Who’s Spending Your Time?

Other people are the greatest spenders of your time….If you let them.
I have written about the overwhelming benefits of identifying and focusing on work that’s significant, important and progresses you towards your desired outcomes before but the real game changer is learning how to prioritise that work more effectively.

Prioritisation is an area however that many find a real challenge to overcome whilst simultaneously fending off the constant barrage of other peoples priorities, requests, pressures, projects and workloads. It’s really easy to wind up run off your feet whilst actually creating little or no real value in areas that matter to you.

Learning to manage priorities effectively is so important because it will not only help you to accelerate your productivity it also exponentially accelerates your value.

Sometimes you are faced with tasks which are easy to prioritise; they are either right or wrong for you at a given moment in time. The real challenge comes when you face multiple decisions from multiple areas that all appear to be right at some level. These are often the hardest to prioritise, but here is the thing. You don’t need to agonise over how to prioritise if you develop a simple method for quietly and discreetly filtering out the low value work that you should be saying no to whilst remaining focused on your most significant, important and progressive work that delivers real tangible value.

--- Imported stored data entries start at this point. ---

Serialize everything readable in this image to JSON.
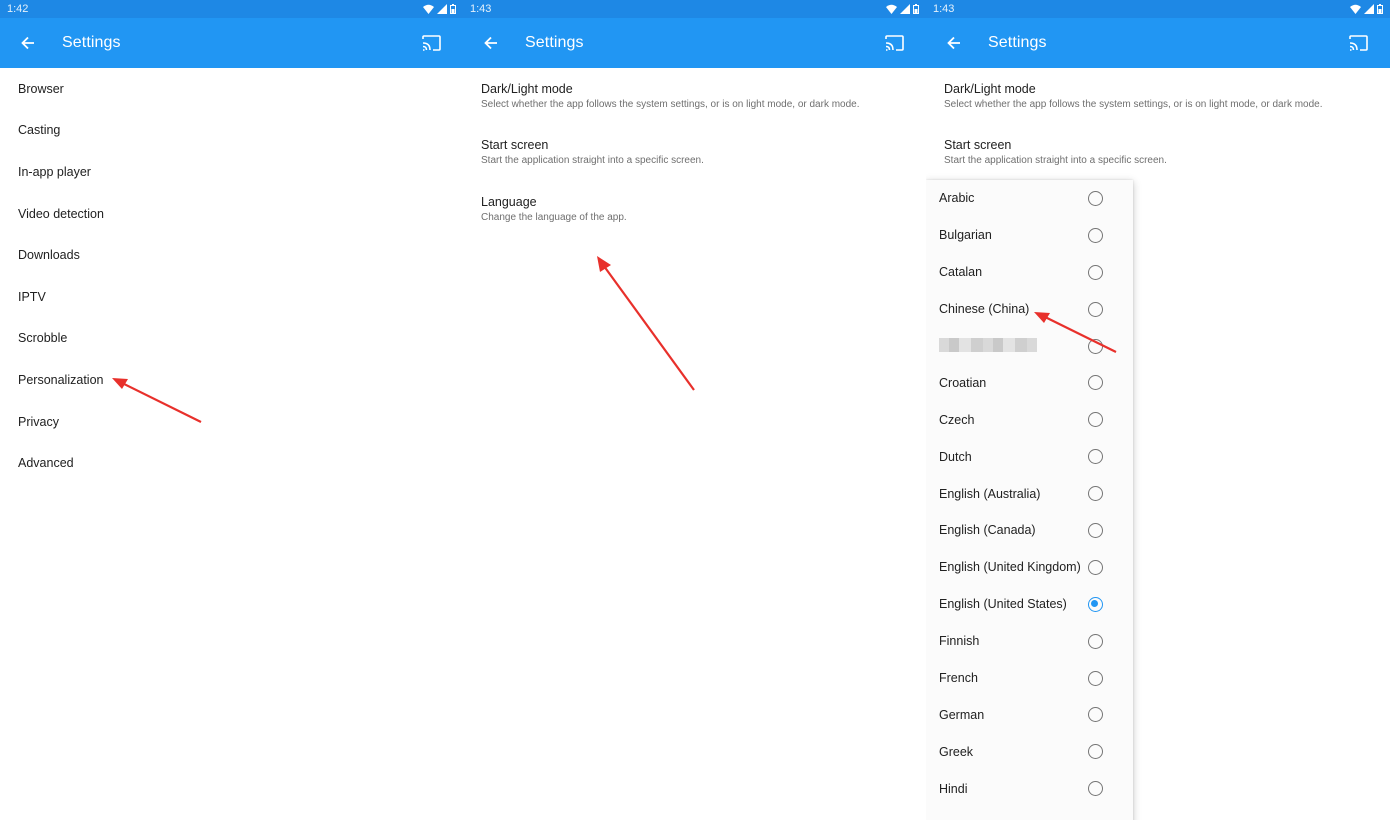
{
  "colors": {
    "status_bar": "#1e88e5",
    "app_bar": "#2196f3",
    "accent": "#2196f3",
    "annotation_arrow": "#e8302b"
  },
  "panels": [
    {
      "status_time": "1:42",
      "title": "Settings",
      "menu_items": [
        "Browser",
        "Casting",
        "In-app player",
        "Video detection",
        "Downloads",
        "IPTV",
        "Scrobble",
        "Personalization",
        "Privacy",
        "Advanced"
      ]
    },
    {
      "status_time": "1:43",
      "title": "Settings",
      "prefs": [
        {
          "title": "Dark/Light mode",
          "summary": "Select whether the app follows the system settings, or is on light mode, or dark mode."
        },
        {
          "title": "Start screen",
          "summary": "Start the application straight into a specific screen."
        },
        {
          "title": "Language",
          "summary": "Change the language of the app."
        }
      ]
    },
    {
      "status_time": "1:43",
      "title": "Settings",
      "prefs": [
        {
          "title": "Dark/Light mode",
          "summary": "Select whether the app follows the system settings, or is on light mode, or dark mode."
        },
        {
          "title": "Start screen",
          "summary": "Start the application straight into a specific screen."
        }
      ],
      "languages": [
        {
          "name": "Arabic",
          "selected": false
        },
        {
          "name": "Bulgarian",
          "selected": false
        },
        {
          "name": "Catalan",
          "selected": false
        },
        {
          "name": "Chinese (China)",
          "selected": false
        },
        {
          "name": "",
          "selected": false,
          "blurred": true
        },
        {
          "name": "Croatian",
          "selected": false
        },
        {
          "name": "Czech",
          "selected": false
        },
        {
          "name": "Dutch",
          "selected": false
        },
        {
          "name": "English (Australia)",
          "selected": false
        },
        {
          "name": "English (Canada)",
          "selected": false
        },
        {
          "name": "English (United Kingdom)",
          "selected": false
        },
        {
          "name": "English (United States)",
          "selected": true
        },
        {
          "name": "Finnish",
          "selected": false
        },
        {
          "name": "French",
          "selected": false
        },
        {
          "name": "German",
          "selected": false
        },
        {
          "name": "Greek",
          "selected": false
        },
        {
          "name": "Hindi",
          "selected": false
        }
      ]
    }
  ],
  "icons": {
    "back": "arrow-back-icon",
    "cast": "cast-icon",
    "wifi": "wifi-icon",
    "signal": "signal-icon",
    "battery": "battery-icon"
  }
}
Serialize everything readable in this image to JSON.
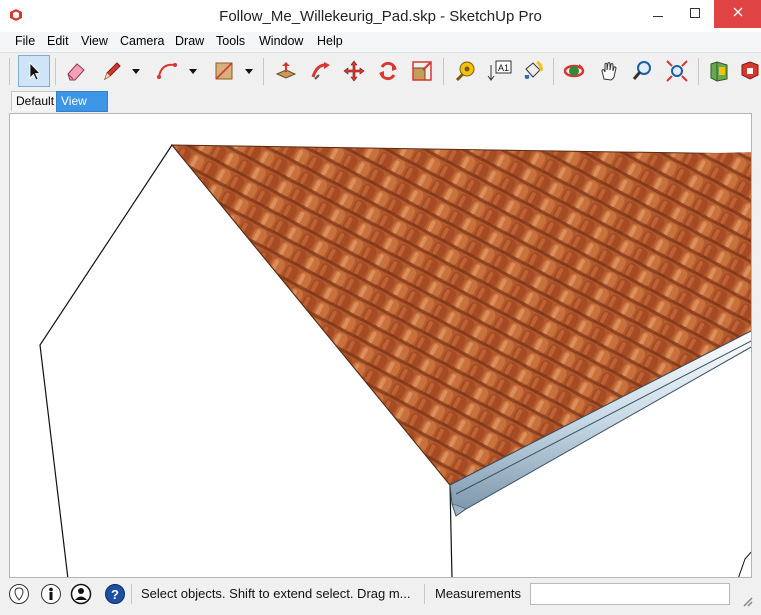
{
  "window": {
    "title": "Follow_Me_Willekeurig_Pad.skp - SketchUp Pro",
    "controls": [
      "minimize",
      "maximize",
      "close"
    ]
  },
  "menu": [
    "File",
    "Edit",
    "View",
    "Camera",
    "Draw",
    "Tools",
    "Window",
    "Help"
  ],
  "toolbar": {
    "tools": [
      {
        "name": "select-icon",
        "active": true
      },
      {
        "name": "eraser-icon"
      },
      {
        "name": "line-pencil-icon"
      },
      {
        "name": "arc-icon"
      },
      {
        "name": "rectangle-icon"
      },
      {
        "name": "push-pull-icon"
      },
      {
        "name": "follow-me-icon"
      },
      {
        "name": "move-icon"
      },
      {
        "name": "rotate-icon"
      },
      {
        "name": "scale-icon"
      },
      {
        "name": "tape-measure-icon"
      },
      {
        "name": "text-icon"
      },
      {
        "name": "paint-bucket-icon"
      },
      {
        "name": "orbit-icon"
      },
      {
        "name": "pan-icon"
      },
      {
        "name": "zoom-icon"
      },
      {
        "name": "zoom-extents-icon"
      },
      {
        "name": "3d-warehouse-icon"
      },
      {
        "name": "extension-warehouse-icon"
      }
    ],
    "text_tool_label": "A1"
  },
  "scenes": {
    "tabs": [
      "Default",
      "View"
    ],
    "active": "View"
  },
  "status": {
    "hint": "Select objects. Shift to extend select. Drag m...",
    "measurements_label": "Measurements",
    "measurements_value": "",
    "icons": [
      "geo-location-icon",
      "credits-icon",
      "user-account-icon",
      "instructor-help-icon"
    ]
  },
  "colors": {
    "roof_tile": "#b5532a",
    "gutter": "#c7d9e6",
    "scene_tab_active": "#3d95e6",
    "close_button": "#e04343"
  }
}
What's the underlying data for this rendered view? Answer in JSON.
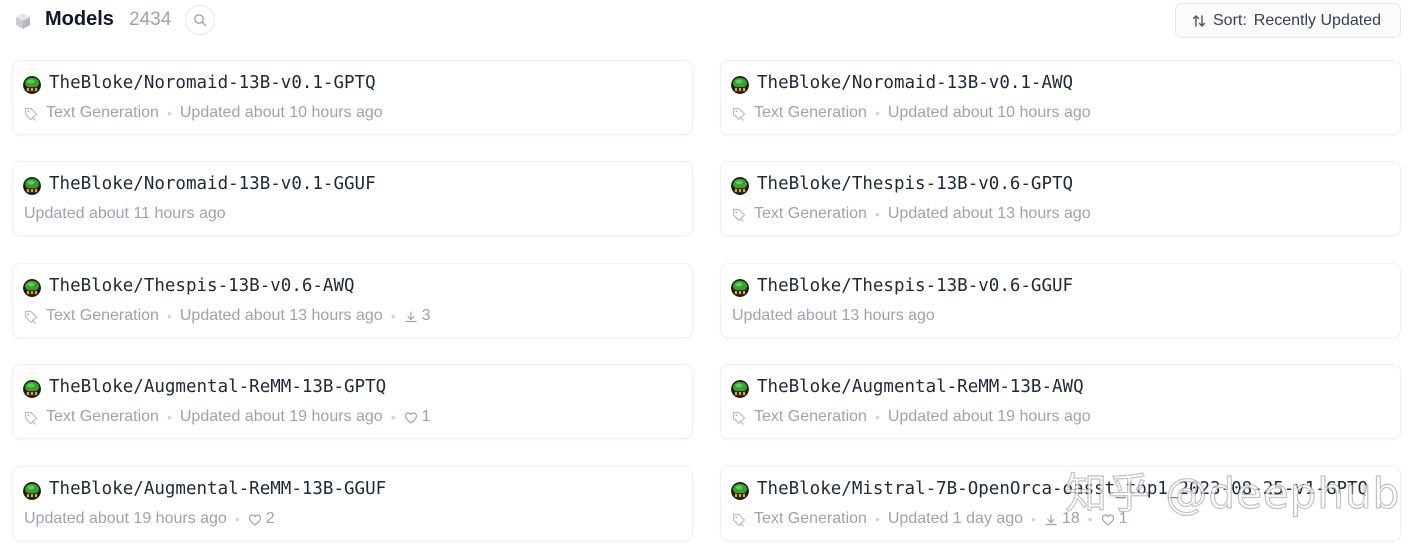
{
  "header": {
    "title": "Models",
    "count": "2434",
    "cube_icon": "cube-icon",
    "search_icon": "search-icon",
    "sort_label": "Sort:",
    "sort_value": "Recently Updated",
    "sort_icon": "sort-arrows-icon"
  },
  "models": [
    {
      "name": "TheBloke/Noromaid-13B-v0.1-GPTQ",
      "task": "Text Generation",
      "updated": "Updated about 10 hours ago",
      "downloads": "",
      "likes": ""
    },
    {
      "name": "TheBloke/Noromaid-13B-v0.1-AWQ",
      "task": "Text Generation",
      "updated": "Updated about 10 hours ago",
      "downloads": "",
      "likes": ""
    },
    {
      "name": "TheBloke/Noromaid-13B-v0.1-GGUF",
      "task": "",
      "updated": "Updated about 11 hours ago",
      "downloads": "",
      "likes": ""
    },
    {
      "name": "TheBloke/Thespis-13B-v0.6-GPTQ",
      "task": "Text Generation",
      "updated": "Updated about 13 hours ago",
      "downloads": "",
      "likes": ""
    },
    {
      "name": "TheBloke/Thespis-13B-v0.6-AWQ",
      "task": "Text Generation",
      "updated": "Updated about 13 hours ago",
      "downloads": "3",
      "likes": ""
    },
    {
      "name": "TheBloke/Thespis-13B-v0.6-GGUF",
      "task": "",
      "updated": "Updated about 13 hours ago",
      "downloads": "",
      "likes": ""
    },
    {
      "name": "TheBloke/Augmental-ReMM-13B-GPTQ",
      "task": "Text Generation",
      "updated": "Updated about 19 hours ago",
      "downloads": "",
      "likes": "1"
    },
    {
      "name": "TheBloke/Augmental-ReMM-13B-AWQ",
      "task": "Text Generation",
      "updated": "Updated about 19 hours ago",
      "downloads": "",
      "likes": ""
    },
    {
      "name": "TheBloke/Augmental-ReMM-13B-GGUF",
      "task": "",
      "updated": "Updated about 19 hours ago",
      "downloads": "",
      "likes": "2"
    },
    {
      "name": "TheBloke/Mistral-7B-OpenOrca-oasst_top1_2023-08-25-v1-GPTQ",
      "task": "Text Generation",
      "updated": "Updated 1 day ago",
      "downloads": "18",
      "likes": "1"
    }
  ],
  "watermark": "知乎 @deephub",
  "colors": {
    "text_muted": "#9ca3af",
    "card_border": "#f0f1f3",
    "avatar_green": "#2f8f2a"
  }
}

Don’t let someone else’s emergencies become your priority
At one time or another we have all found ourselves falling victim to other peoples emergencies, requests and preferences becoming our priorities. The priority messengers come to us on a mission and then calmly walk away with impunity after unloading a ton of extra “priority” work on your doorstep and it’s that work which will often dilute your focus and detract you from delivering value that really matters.

Quickly Identifying and Validating Priorities
Here are the nine simple qualifying questions I use to discreetly identify and prioritise work. I Use a simple 1-10 scale to mark each question. 1 being the lowest priority and 10 being the highest. You don’t have to score the answers but it does provide a simply method for easy categorisation.

Critical – (Score 7 and Above) – Must do (Normally planned priorities aligned to key stratagies. These have big impacts, urgency and significance by the bucket load.)

Important – (Score 5-7) – Plan to do (Emerging priorities aligned to changes in strategic decisions These often have lower impacts and less urgency but are still significant.)

Low Level – (Score 5 or Below) – push back, delegate or ignore (These tend to be ad-hoc wish lists, preferences or requests with low levels of impact, urgency and significance.)

You can apply your own criteria to each category dependent upon your circumstances, goals and priorities. For example, critical might mean highly advantageous to do from your own personal perspective, it might be revenue generating work or protecting reputational value. Important might mean that the work has a high dependency in order for others to proceed with high priority work or a change to an existing plan due to pressing external factors. Low level might mean getting requests for providing information, running reports or picking up slack from elsewhere which is work that could be easily delegated or in many cases negated completely.

The thing to remember here is that those with “perceived” priorities will have no idea or even care about your workloads and existing commitments and that’s why is so essential to have a way of identifying real priorities over ad-hoc requests. On many occasions when asking the qualifying questions it becomes obvious to those with the “perceived priority” to unload that the work required is not a real priority and could be scheduled in as planned work after all.

Is it planned? – If the perceived priority is not planned then chances are it’s not a real priority it’s a preference or request.

Do you own the issue? – Don’t let other people’s emergencies become your priority.

Do you feel it’s right and congruent with your beliefs? – A tricky one but listen to your intuition. You know deep down if something is right or not.

What is the criticality for me? – Is there a real need for this right now? Ask what the critical time and date is and what will happen if it’s not met. More often than not the timeline and criticality is nowhere near as crucial as those doing the asking think.

Who is this a priority for? – Fending off preferences, requests and accountability abdications is critical when it comes to prioritisation. Quite often those touting priorities are low level messengers and won’t even know who the priority is really important too, why and when. Again if it was a planned top priority everyone would know about it.

Is this a priority for you? How does taking on this work move you forward and progress you towards your own goals?

Why does it matter? – What is the impact if the work is done right now and what are the measurable results vs what will happen if this is not done right now and is planned for later completion?

Strategic or tactical? – Is the priority work aligned to either strategic plans or tactical decisions. If not the perceived priority is probably an ad-hoc preference or request with little or no real significance, importance or impact.

Is this priority a dependency? – Some priorities whilst seemingly inconsequential may have hidden dependencies that need to be satisfied in order for other high priority work to be progressed or completed. It’s important to ask this question to identify and gauge any dependencies on your part.

Finally and most importantly

If you use these questions and apply a simple 1-10 score to each it’s really quick and easy to qualify and validate real priorities over preferences, requests and wish lists. Remember most people are great spenders of other peoples time. Protect yours like the valuable investable resource it is.